Your article on individual take quotas (“Net Benefits”) swallows the arguments in their favor hook, line, and sinker, when some probing would reveal that ITQs are more than a little fishy. Take the analogy to cap-and-trade systems: Emission reduction schemes are successful because the cap is set on the environmental bad, which polluters then compete to underachieve. The equivalent bad in fishing is bycatch of non-target and threatened species, which account for a shockingly high percentage of global catches.

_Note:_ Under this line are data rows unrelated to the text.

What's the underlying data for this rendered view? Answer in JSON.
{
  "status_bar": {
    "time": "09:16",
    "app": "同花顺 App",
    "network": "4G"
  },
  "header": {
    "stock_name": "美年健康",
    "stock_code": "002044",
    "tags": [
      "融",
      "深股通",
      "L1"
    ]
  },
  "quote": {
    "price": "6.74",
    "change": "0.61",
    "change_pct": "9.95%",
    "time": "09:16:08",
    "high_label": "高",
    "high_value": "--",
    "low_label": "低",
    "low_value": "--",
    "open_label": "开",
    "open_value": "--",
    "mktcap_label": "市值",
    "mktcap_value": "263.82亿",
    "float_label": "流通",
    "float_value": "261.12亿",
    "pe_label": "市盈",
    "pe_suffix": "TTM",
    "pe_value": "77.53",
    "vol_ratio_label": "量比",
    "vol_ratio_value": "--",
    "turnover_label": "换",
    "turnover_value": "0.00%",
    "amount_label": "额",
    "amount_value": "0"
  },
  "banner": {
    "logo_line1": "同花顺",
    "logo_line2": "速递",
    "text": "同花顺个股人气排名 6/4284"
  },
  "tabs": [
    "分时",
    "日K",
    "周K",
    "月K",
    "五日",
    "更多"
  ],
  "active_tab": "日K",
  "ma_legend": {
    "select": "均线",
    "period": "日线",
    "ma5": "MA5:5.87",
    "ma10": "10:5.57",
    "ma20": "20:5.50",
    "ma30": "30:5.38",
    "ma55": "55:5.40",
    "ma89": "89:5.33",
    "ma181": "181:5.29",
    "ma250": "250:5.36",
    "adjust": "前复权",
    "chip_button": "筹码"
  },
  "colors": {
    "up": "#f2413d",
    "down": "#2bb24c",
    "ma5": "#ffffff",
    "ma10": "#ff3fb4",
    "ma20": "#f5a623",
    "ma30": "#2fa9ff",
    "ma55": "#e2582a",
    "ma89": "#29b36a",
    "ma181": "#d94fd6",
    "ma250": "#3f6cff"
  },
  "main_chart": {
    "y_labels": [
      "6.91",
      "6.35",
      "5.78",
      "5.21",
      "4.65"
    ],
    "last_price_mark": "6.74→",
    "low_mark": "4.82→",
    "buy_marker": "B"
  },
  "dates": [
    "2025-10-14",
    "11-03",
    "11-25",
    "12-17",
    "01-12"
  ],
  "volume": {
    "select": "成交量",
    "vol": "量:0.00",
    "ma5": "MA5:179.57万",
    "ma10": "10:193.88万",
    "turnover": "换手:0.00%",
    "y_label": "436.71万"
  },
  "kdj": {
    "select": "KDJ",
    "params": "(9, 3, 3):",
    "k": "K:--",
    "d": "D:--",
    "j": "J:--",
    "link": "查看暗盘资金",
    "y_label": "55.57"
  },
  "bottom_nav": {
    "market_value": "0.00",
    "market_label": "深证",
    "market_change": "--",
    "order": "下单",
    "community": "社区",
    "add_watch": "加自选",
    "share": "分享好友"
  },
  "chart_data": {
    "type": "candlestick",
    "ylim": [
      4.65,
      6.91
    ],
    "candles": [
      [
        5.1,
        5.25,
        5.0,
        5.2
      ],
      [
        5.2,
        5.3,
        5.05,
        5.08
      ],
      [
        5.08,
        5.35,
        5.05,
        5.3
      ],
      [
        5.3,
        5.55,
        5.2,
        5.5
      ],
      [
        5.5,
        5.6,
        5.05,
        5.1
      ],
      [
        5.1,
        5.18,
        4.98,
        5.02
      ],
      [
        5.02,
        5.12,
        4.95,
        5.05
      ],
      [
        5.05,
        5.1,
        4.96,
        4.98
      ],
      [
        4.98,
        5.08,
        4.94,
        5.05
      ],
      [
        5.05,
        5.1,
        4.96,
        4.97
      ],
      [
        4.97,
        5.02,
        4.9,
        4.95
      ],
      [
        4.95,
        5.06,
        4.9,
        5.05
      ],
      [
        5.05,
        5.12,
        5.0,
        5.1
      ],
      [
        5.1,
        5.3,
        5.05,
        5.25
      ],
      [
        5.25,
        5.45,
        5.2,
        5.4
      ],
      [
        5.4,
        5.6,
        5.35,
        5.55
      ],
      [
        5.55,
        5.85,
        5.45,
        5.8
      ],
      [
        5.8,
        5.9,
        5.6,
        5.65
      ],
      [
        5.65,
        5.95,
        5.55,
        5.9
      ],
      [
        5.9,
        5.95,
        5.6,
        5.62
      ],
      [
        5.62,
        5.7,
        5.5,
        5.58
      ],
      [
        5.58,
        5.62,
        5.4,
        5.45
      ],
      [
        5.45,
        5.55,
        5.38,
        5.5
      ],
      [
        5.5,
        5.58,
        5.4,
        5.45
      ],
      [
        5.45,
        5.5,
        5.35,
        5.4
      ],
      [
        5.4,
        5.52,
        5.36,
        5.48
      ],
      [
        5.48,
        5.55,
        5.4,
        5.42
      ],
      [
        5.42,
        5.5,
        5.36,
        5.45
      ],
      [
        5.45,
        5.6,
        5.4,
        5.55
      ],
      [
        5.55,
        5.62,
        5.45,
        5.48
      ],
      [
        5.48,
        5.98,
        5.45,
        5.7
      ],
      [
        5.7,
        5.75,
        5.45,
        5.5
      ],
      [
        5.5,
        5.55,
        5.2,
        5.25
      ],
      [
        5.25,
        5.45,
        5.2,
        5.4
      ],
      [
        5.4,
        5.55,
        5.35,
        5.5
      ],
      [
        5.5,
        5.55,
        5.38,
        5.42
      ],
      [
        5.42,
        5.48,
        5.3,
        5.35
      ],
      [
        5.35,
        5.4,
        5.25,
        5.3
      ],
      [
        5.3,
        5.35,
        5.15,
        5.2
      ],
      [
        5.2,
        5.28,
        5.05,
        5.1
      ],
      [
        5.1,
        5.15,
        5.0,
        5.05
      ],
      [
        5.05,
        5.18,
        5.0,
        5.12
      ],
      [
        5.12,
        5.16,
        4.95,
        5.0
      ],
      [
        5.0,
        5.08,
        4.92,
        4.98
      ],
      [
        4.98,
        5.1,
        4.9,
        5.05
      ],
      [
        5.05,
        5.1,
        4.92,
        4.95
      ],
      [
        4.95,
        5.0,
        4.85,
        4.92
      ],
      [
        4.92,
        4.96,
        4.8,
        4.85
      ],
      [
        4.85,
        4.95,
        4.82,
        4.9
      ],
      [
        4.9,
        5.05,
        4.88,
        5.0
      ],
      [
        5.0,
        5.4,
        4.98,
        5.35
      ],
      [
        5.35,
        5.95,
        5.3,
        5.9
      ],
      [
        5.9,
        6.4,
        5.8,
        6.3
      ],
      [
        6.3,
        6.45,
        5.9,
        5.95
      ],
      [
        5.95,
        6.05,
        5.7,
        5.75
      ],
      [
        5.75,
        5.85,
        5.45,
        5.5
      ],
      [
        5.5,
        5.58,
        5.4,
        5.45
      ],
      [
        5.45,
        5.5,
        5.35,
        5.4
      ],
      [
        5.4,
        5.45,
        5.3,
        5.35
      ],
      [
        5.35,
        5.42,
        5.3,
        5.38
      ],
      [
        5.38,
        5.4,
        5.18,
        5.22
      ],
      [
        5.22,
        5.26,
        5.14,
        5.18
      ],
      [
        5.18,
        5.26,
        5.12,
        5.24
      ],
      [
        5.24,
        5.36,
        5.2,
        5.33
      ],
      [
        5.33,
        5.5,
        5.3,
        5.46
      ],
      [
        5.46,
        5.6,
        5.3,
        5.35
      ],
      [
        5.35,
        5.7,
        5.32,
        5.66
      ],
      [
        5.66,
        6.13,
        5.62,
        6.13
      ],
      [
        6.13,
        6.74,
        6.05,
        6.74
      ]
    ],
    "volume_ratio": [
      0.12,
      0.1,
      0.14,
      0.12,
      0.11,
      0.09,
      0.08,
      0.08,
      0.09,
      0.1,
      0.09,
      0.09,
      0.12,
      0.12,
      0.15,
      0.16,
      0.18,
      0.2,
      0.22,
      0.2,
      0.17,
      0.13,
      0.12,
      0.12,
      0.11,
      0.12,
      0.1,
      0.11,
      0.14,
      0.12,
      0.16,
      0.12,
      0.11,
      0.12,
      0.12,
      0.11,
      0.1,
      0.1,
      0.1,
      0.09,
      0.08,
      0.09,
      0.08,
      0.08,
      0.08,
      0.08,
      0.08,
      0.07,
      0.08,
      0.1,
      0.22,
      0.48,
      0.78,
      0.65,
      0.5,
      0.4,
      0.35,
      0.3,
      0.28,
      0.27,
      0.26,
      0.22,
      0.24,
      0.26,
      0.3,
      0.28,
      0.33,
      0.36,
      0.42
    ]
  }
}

An incentive system designed around a tradable bycatch cap would generate significant environmental and economic benefits. Instead, most ITQ systems allocate a share of the good, i.e. marketable fish, often in perpetuity. Supposedly that generates the incentive for quota owners to advocate for lower and more scientifically rigorous harvest levels. What will more likely happen is that the quota shares become valuable despite their attachment to a natural resource, as assets in their own rights. This is what occurred in Iceland, where ITQs became part of mixed investment portfolios containing mortgage-based derivatives and are now part of that country’s toxic assets mess.

Astrid Scholz
Portland, OR

Peak Bagged

Thank you for the article “For Peak’s Sake” (Spring) about the effort to rename the 14,000-foot North Palisade in the Sierra Nevada after Dave Brower.

I first climbed the peak at age 17, in 1939, with Dave himself. It was also in 1939 that Dave made the film The Skyland Trails of the Kings. Attaching his name to that peak would be an appropriate honor.

Bruce Meyer
Carmel, CA

Maligned Algae

I noticed a scientific error in Jeffrey Marlow’s cover story on jellyfish blooms: “The algae suck oxygen out of the water and block sunlight from reaching other plankton lower in the water column.” Actually, algae produce oxygen and are one of the primary sources of oxygen on the planet.

Dead zones are created when the algae die off all at once and their little corpses decompose. The bacteria involved in the decomposition, not the algae, “suck” all of the oxygen out of the water. Poor maligned algae!